2. Canımızın iş başarmak için hazır olarak yol kavşağında
davet beklediğini öğrendik.
3. Bir insan yabancı bir yerde bile olsa bir yere
ilgisinin ve ilişkisin olacağını öğrendik.
4. Karanlıklarda kalmışlara, çözüm yolu bulamışlara yol
gösteren, yolu aydınlatanın etrafından ayrılmamız gerektiğini öğrendik.
5. Güneş çıkınca yıldızların görünmez hale geleceklerini
öğrendik.
6. Çaresiz Allah âşıklarına Peygamberden müjdeler
geleceğini Peygamberin çare olacağını öğrendik.

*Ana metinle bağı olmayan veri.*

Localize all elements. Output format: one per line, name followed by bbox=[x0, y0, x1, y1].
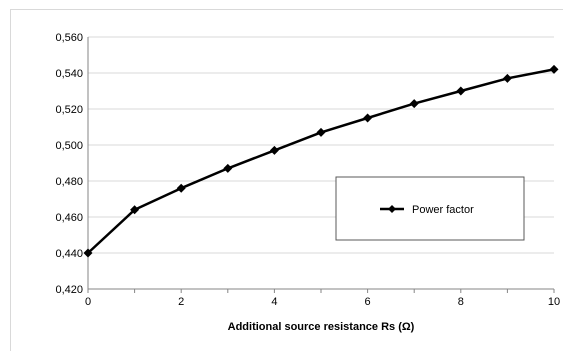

7. Tanrı şarabını içen âşıklar Allah’tan gelene buyur,
emret diye işe başlamak için bekleyiş içinde olduklarını öğrendik.
*
İşte
böyle yaren;
Tanrı
şarabının dağa bile tesir ettiğini, iyice sarhoş ettiğini, insanın da aşırı
derecede sarhoş olacağını öğrendik, anladık.